New type of quantum excitation behaves like a solitary particle

Ars Technica » Scientific Method 2013-10-23

A soliton, a relative of the leviton.
JPL

In solids, the interactions between electrons and atoms conspire to produce the material's properties: how well it conducts electricity, how magnetic it is, and so forth. When an external voltage is applied, the result is a number of particle-like quantum excitations. The problem is that these excitations come in groups, the result of complex interactions in the material. However, just as it is sometimes useful to have access to single electrons or photons, researchers would like to make and manipulate single excitations.

A new experiment has managed to do so, using an idea from earlier theoretical calculations. By crafting the variation in strength of the voltage they sent through the material, J. Dubois and colleagues produced single quantum excitations. They named these particle-like objects "levitons" for physicist Leonid S. Levitov, who predicted their existence in a set of papers with various collaborators. The discovery opens up an entirely new subfield of experiments involving quantum excitations.

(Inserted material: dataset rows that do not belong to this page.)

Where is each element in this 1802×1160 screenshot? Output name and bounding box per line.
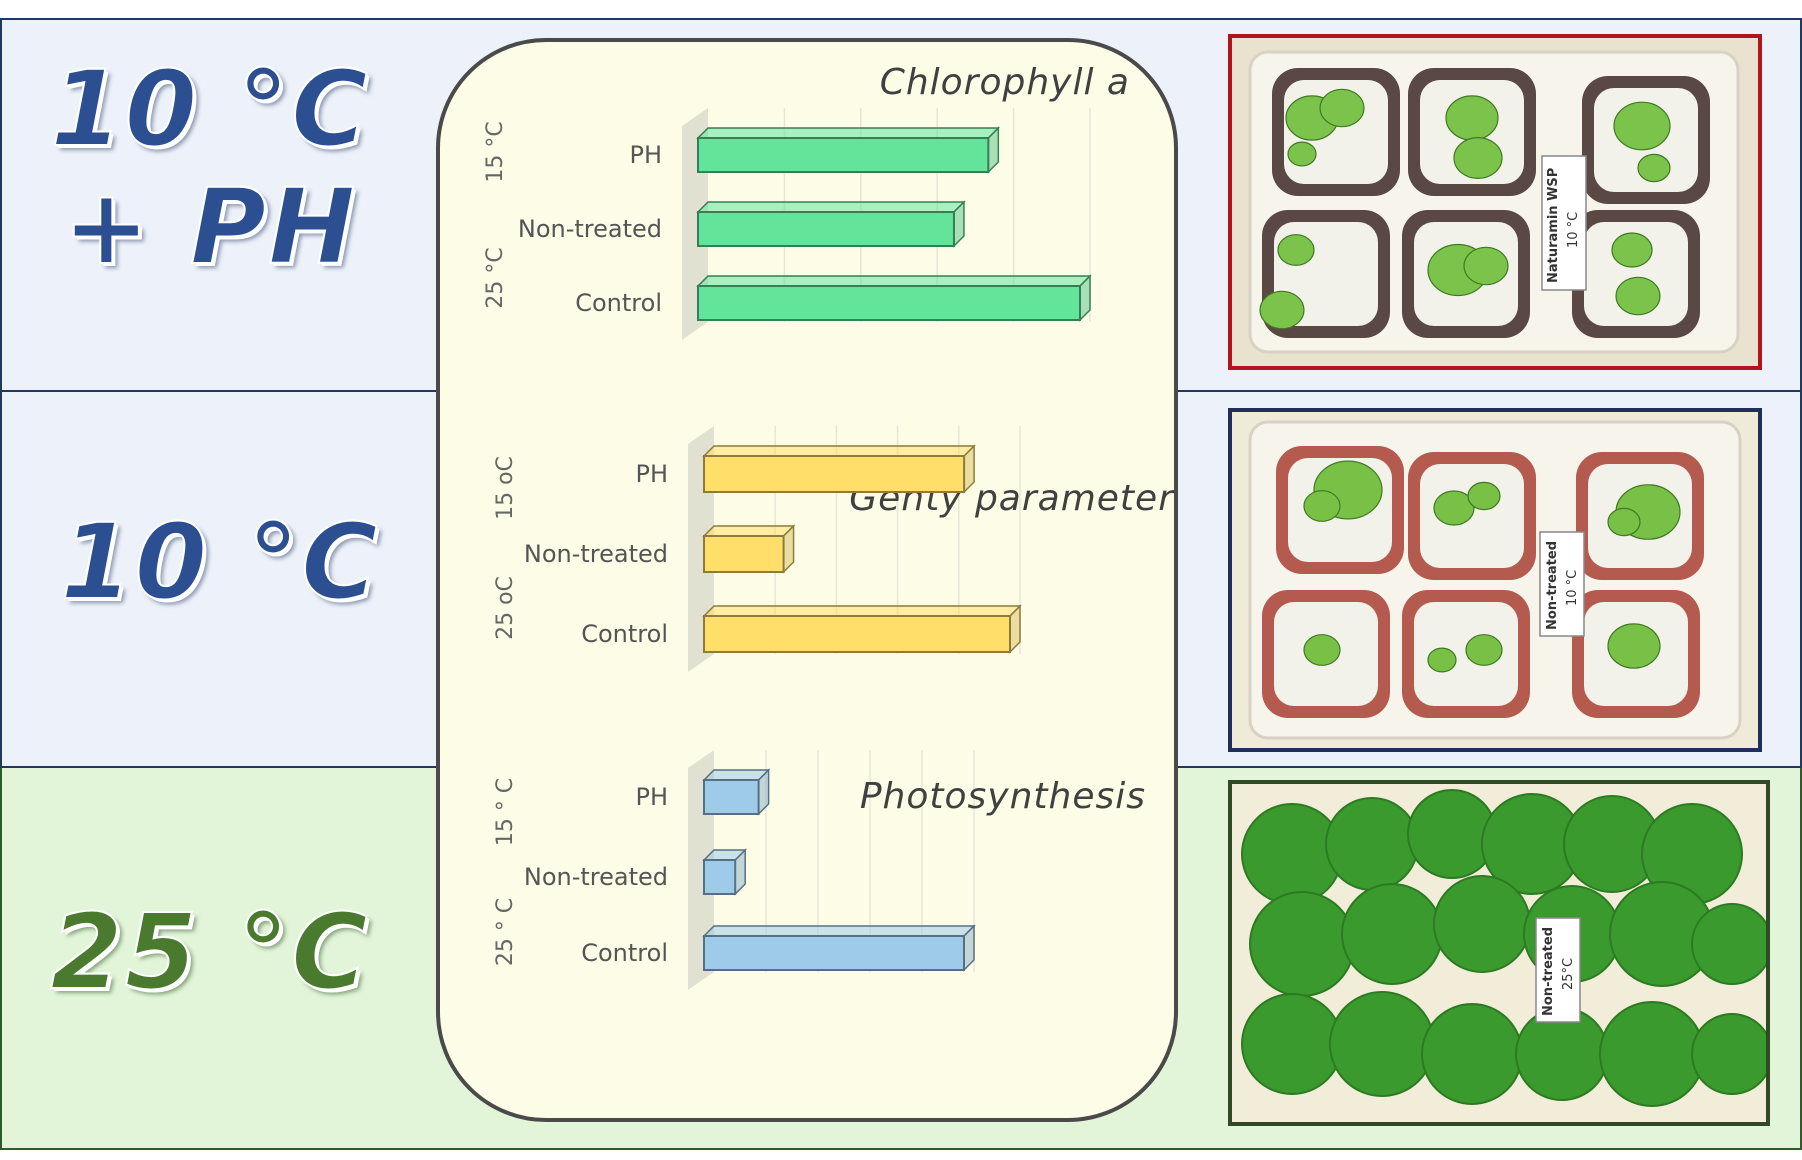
chart-1-bar <box>703 535 785 573</box>
photo-naturamin-10c-image: Naturamin WSP 10 °C <box>1232 38 1758 366</box>
chart-0-category-label: Control <box>575 289 662 317</box>
photo-1-label-line1: Naturamin WSP <box>1546 168 1561 283</box>
leaf <box>1421 1003 1523 1105</box>
chart-2-bar <box>703 935 965 971</box>
chart-1-bar-top <box>702 525 796 537</box>
chart-panel: Chlorophyll a 15 °C 25 °C PH Non-treated Cont… <box>436 38 1178 1122</box>
chart-1-category-label: Non-treated <box>524 540 668 568</box>
leaf <box>1303 490 1341 522</box>
chart-2-bar-top <box>702 769 771 781</box>
chart-1-group-label: 15 oC <box>493 456 518 520</box>
photo-naturamin-10c: Naturamin WSP 10 °C <box>1228 34 1762 370</box>
chart-0-title: Chlorophyll a <box>880 62 1130 103</box>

When you pluck a guitar string, both the string and the guitar body vibrate at many different frequencies simultaneously, creating the fundamental tone and its overtones. The combination of frequencies is what makes a guitar distinct from another instrument. That idea is analogous to quantum excitations in most materials: if you apply an external voltage (pluck the string), it produces fluctuations that behave like particles (the vibrating string) but also affect the bulk of the material (the guitar body). The particular excitations depend on the material's properties and the temperature; lower temperatures reduce the possibility of random fluctuations dominating the excitations.